Emekliler, asgari ücretliler, kamu işyerlerinde çalışan işçiler derken kamu çalışanları da uygulanan ücret politikasından mutsuz ve umutsuz bir şekilde sokağa yöneldiler. Emekliler(memur emeklileri hariç) için ses çıkarmayanlar, kamu işçileri için “neden bizden daha fazla maaş alıyorlar” eleştirisinde bulunanlar iş dönüp dolaşıp kendilerine gelince bayrak açmaktan geri durmuyorlar.
Önümüzdeki iki yılı kapsayacak kamu çalışanlarına yönelik Toplu İş Sözleşmesi görüşmelerini yürüten yetkili sendikanın genel başkanı Ali Yalçın işveren adına masaya oturan Çalışma ve Sosyal Güvenlik Bakanlığının yaptığı teklif karşısında “Hiçbir vicdana sığmaz” yorumunu yapmış. Sokak eylemlerinde özellikle marjinal gurupların kullandıkları bir slogan var, “susma sustukça sıra sana gelecek!” İş açıkçası buna döndü... Dün başkaları için ses çıkarmayanlar sıra kendilerine gelince sağlarına, sollarına bakıp gözleri başka çevrelerden gelecek desteklere çevrilmiş durumda.
Derdim bir sendikayı eleştirmek değil. Bir hakikate dikkat çekmek. İktidarın uyguladığı düşük ücret politikaları karşısında başka kesimlerin ezilmesine ses çıkartmayanların “gemiyi kurtaran kaptan” yaklaşımı hiçbir zaman doğru olmadı bundan sonra da olmayacak. İktidara sırtını dayayıp nasılsa ben bir şekilde söylediklerimi kabul ettiririm anlayışının ne kadar boş olduğu bir kere daha ortaya çıktı.
Bugün gerçek şu ki iktidar uyguladığı ekonomik politikalar gereği emekliye, kamu işçilerine, asgari ücretliye vermediğini memura verir demek o kadar kolay değil. Hani derler ya, bayram değil, seyran değil öpücüğün sebebi ne ola ki? Doğrusunu isterseniz ortada seçim yok, seçim olma ihtimali de görünmüyor o zaman her yükselen sesi hükümetin ya da ekonomi politikalarına yön verenlerin duyma ihtimali sıfır demektir. Grev mi yapacaksınız, iş bırakma eylemi mi yapacaksınız? Bunların hiç birisinin politikalar üzerinde etkin sonuçlar doğurabileceğine de ben artık inanmıyorum. Tablo ortada esnaf da, memur da, emekli de, çalışan da, asgari ücretli de gerçekten çok büyük sıkıntı içerisinde. Bu kadar ağır tablonun içinde mutlu bir kesim yok mu? Kesinlikle var… O tuzu kuruların yaptıkları en önemli iş acı çekenlere, sıkıntıya katlananlara, “az kaldı sabredin” demekten ibaret… Kim için az kaldı, ne için az kaldı, bu işin sonu ne zaman aydınlığa çıkar? Bu soruların cevapları yok. Tek bildiğimiz eh ay tekrarlanan, “en zoru geride kaldı!”
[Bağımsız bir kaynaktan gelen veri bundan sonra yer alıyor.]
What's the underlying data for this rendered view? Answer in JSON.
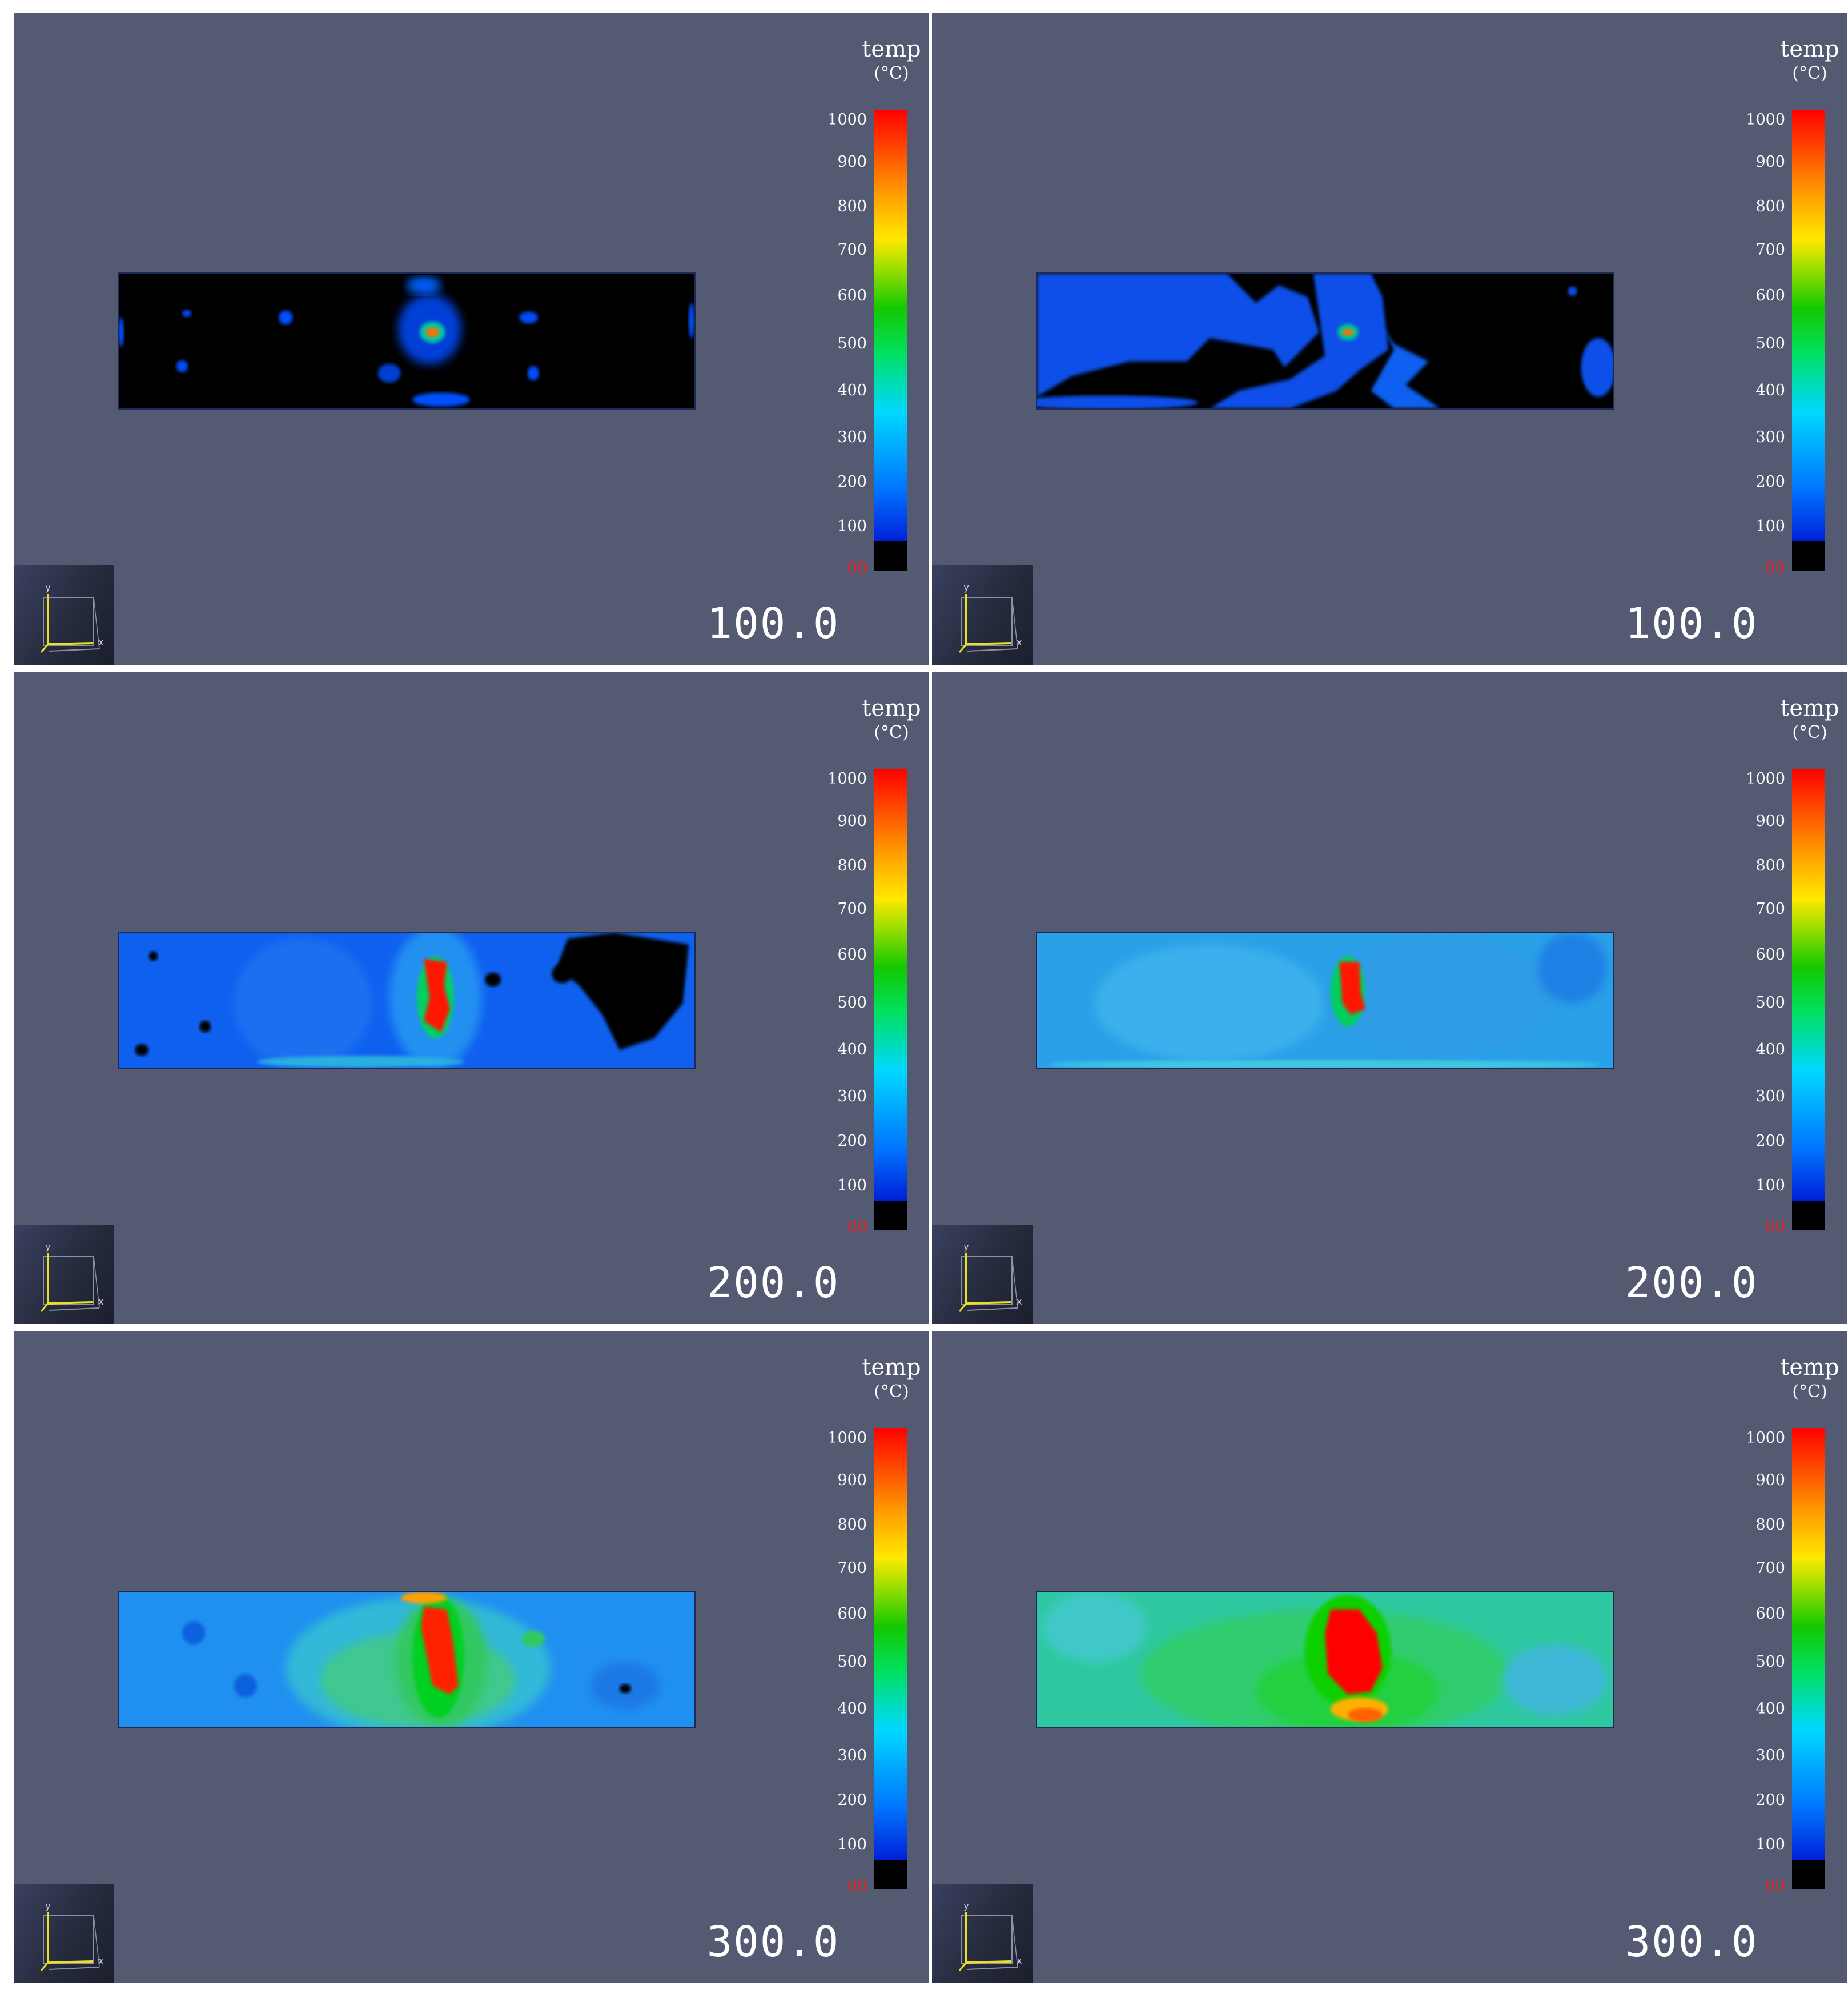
{
  "panels": [
    {
      "time": "100.0",
      "field": "black-mostly"
    },
    {
      "time": "100.0",
      "field": "blue-partial"
    },
    {
      "time": "200.0",
      "field": "blue-full"
    },
    {
      "time": "200.0",
      "field": "lightblue-full"
    },
    {
      "time": "300.0",
      "field": "cyan-green"
    },
    {
      "time": "300.0",
      "field": "green-hot"
    }
  ],
  "legend": {
    "title": "temp",
    "unit": "(°C)",
    "ticks": [
      "1000",
      "900",
      "800",
      "700",
      "600",
      "500",
      "400",
      "300",
      "200",
      "100"
    ],
    "min_label": "00",
    "range": [
      0,
      1000
    ]
  },
  "axes": {
    "x": "x",
    "y": "y"
  },
  "colors": {
    "background": "#545a72",
    "cold": "#000000",
    "low": "#0050ff",
    "mid": "#00e060",
    "hot": "#ff0000"
  }
}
Kim kimi kandırıyor Allah aşkına… Sıradan bir telefon faturasının bile 500 TL’den aşağı olmadığı, elektrik ve doğalgaz faturalarına yaz mevsiminde bile gücün yetmediği şu günlerde, “neyin en zoru bitmiş de daha az zoru kalmış?”
Sonunda yıllardır toplumun en rahat kesimi olarak görülen ve zaman zaman hallerinden şikayet etmiş olsalar da yine de keyifleri yerinde olan kamu çalışanları da sonunda isyan bayrağını çekip tepkilerini ortaya koyuyorlarsa bu işte bir gariplik yok mudur sizce…
Daha geçtiğimiz aylarda işleri ile ilgili “şükredip “ işlerinin yolunda olduğunu söyleyen esnaf bile bizim yolumuzu kesip tablodan şikayetçi olmaya başlamışsa, memurlarında dünden farklı olarak bugün tepki göstermeye başlamış olması da çok önemli gelişmeler.
Emekliler ve asgari ücretlilerin bu şartlarda söyleyecekleri söz ne olabilir?